6. Progressão de regime
Dificulta a progressão de regime para quem tenha sido condenado ao praticar crimes de forma violenta, sob grave ameaça, ou que tenham acarretado grave lesão social.

7. Abuso de autoridade
O servidor público poderá ser punido com até 5 anos de prisão. Pela lei atual, de 1965, a pena máxima é de 6 meses de prisão. Foi mantida a previsão para a pena de demissão para quem tenha praticado a conduta.

8. Crimes hediondos
Embora tenha excluído a corrupção do rol de crimes hediondos, o colegiado acrescentou outros sete delitos ao atual rol: redução análoga à escravidão, tortura, terrorismo, financiamento ao tráfico de drogas, tráfico de pessoas, crimes contra a humanidade e racismo. Os crimes hediondos são considerados inafiançáveis e não suscetíveis de serem perdoados pela Justiça, tendo regimes de cumprimento de pena mais rigorosos que os demais crimes.

9. Crime de terrorismo
Foi sugerida a criação do tipo penal específico para crimes ligados ao terrorismo, com pena de 8 a 15 anos de prisão. A proposta prevê ainda revogação da Lei de Segurança Nacional, de 1983, usada atualmente para enquadrar práticas terroristas. A conduta não será considerada crime se tiver sido cometida por movimentos sociais e reivindicatórios.

10. Bebida a menores
De acordo com a nova proposta, passaria a ser considerado crime vender ou simplesmente oferecer bebidas alcoólicas a menores, ressalvadas as situações em que a pessoa seja do convívio dele.

11. Anistia a índios
Teriam redução de pena ou simplesmente seriam anistiados os índios que praticarem crimes de acordo com suas crenças, costumes e tradições. A previsão só valerá para situações em que haja um reconhecimento de que o ato não viole tratados reconhecidos internacionalmente pelo País e ficará a critério da decisão do juiz. O oferecimento de bebida a índios dentro das tribos passaria a ser crime, com pena de até 4 anos de prisão.

12. Organização criminosa
Cria o tipo penal, com penas de até 10 anos de prisão. Hoje, por inexistência de previsão legal, a conduta é enquadrada em formação de quadrilha, com pena máxima de 3 anos.

13. Máquina eleitoral
Poderá ser punido com pena de até 5 anos de prisão o candidato que tenha se beneficiado pelo uso da máquina pública durante o período eleitoral. Hoje, a pena é de 6 meses. O colegiado enxugou de 85 para apenas 14 os tipos de crimes existentes no Código Eleitoral. Entre as sugestões, estão o aumento de pena para crimes eleitorais graves, como a compra de votos e a coação de eleitores, e a descriminalização de algumas condutas, como a boca de urna.

14. Empresas criminosas
Uma empresa pode ser até fechada, caso tenha cometido um crime. Ela responderá a processo se tiver cometido crimes contra a economia popular, contra a ordem econômica e contra a administração pública, que é o caso de corrupção. Atualmente, há previsão na Constituição para esse tipo de sanção penal, mas na prática apenas as que atuam na área ambiental estão sujeitas a penalização.

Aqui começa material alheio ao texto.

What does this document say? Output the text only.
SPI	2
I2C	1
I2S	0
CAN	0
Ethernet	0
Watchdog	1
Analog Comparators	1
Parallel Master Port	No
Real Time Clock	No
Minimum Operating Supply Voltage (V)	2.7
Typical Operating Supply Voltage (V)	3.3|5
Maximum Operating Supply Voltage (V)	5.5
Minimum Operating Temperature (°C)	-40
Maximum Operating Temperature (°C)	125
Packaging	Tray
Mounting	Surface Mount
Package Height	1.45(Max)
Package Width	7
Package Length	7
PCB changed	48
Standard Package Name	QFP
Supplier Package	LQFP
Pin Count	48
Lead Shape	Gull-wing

15. Informação privilegiada
Cria o tipo penal para quem se vale de uma informação reservada de uma empresa que potencialmente pode aumentar as ações dela, tem a obrigação de não a revelar ao mercado, mas a utiliza para obter privilégios.

16. Cópia de CD
Deixaria de responder a processo por “violação do direito autoral” quem fizer uma cópia integral de uma obra para uso pessoal, desde que não tenha objetivo de lucro. Ou seja, copiar um CD de música ou um livro didático para uso próprio deixaria de ser crime. Atualmente, a pena para os condenados pela conduta pode chegar a até 4 anos.

17. Meio ambiente
Seria aumentada de 1 ano para 3 anos a pena máxima para quem tenha sido condenado por realizar obra ou serviço potencialmente poluidor sem licença ou autorização dos órgãos ambientais competentes.

18. Abuso de animais
Passaria a ser crime abandonar animais, com pena de até 4 anos de prisão e multa. Foi aumentada a pena para quem tenha cometido abuso ou maus tratos a animais domésticos, domesticados ou silvestres, nativos ou exóticos. A pena subiria de 3 meses a 1 ano de prisão para 1 ano a 4 anos.

19. Discriminação
Aumentariam as situações em que uma pessoa pode responder na Justiça por discriminar outra. Pelo texto, poderá ser processado quem praticar discriminação ou preconceito por motivo de gênero, identidade ou orientação sexual e em razão da procedência regional. Pela legislação atual, só podem responder a processo judicial quem discrimina o outro por causa da raça, da cor, da etnia, da religião ou da procedência nacional. Os crimes continuariam sendo imprescritíveis, inafiançáveis e não sujeitos a perdão judicial ou indulto. A pena seria a mesma de atualmente, de até 5 anos de prisão.

20. Embriaguez ao volante
Foi retirado qualquer obstáculo legal para comprovar que um motorista está dirigindo embriagado. Passaria a ser crime dirigir sob efeito de álcool, bastando como prova o testemunho de terceiros, filmagens, fotografias ou exame clínico.

21. Drogas sem crime
Pela proposta, deixaria de ser crime portar drogas para consumo próprio. Não haveria crime se um cidadão for flagrado pela polícia consumindo entorpecentes. Atualmente, a conduta é considerada crime, mas sujeita apenas à aplicação de penas alternativas. Mas há uma ressalva para a inovação: consumir drogas em locais onde haja a presença de crianças e adolescentes continua sendo crime. A venda – de qualquer quantidade que seja – é crime. O plantio – se for para consumo próprio – não seria mais considerado crime.

22. Delação premiada
O delator poderia ter redução de pena e até ficar livre da prisão caso colabore com a Justiça.

23. Crimes cibernéticos
Cria o tipo penal para tipificar crimes contra a inviolabilidade do sistema informático, ou seja, aqueles cometidos mediante uso de computadores ou redes de internet, deixando de serem considerados crimes comuns. Passaria a ser crime o mero acesso não autorizado a um sistema informatizado.

Fonte: Estadão

Bairro líder de roubo de carro não muda após um ano

Gio Mendes – JT
Quem mora ou precisa trafegar de carro pelas ruas dos bairros do Jabaquara, na zona sul de São Paulo, e da Lapa, na zona oeste, tem grande chance de se tornar uma vítima de ladrões. Já faz um ano que as duas regiões estão entre as líderes no ranking dos locais onde ocorrem, respectivamente, mais roubos e furtos de veículos.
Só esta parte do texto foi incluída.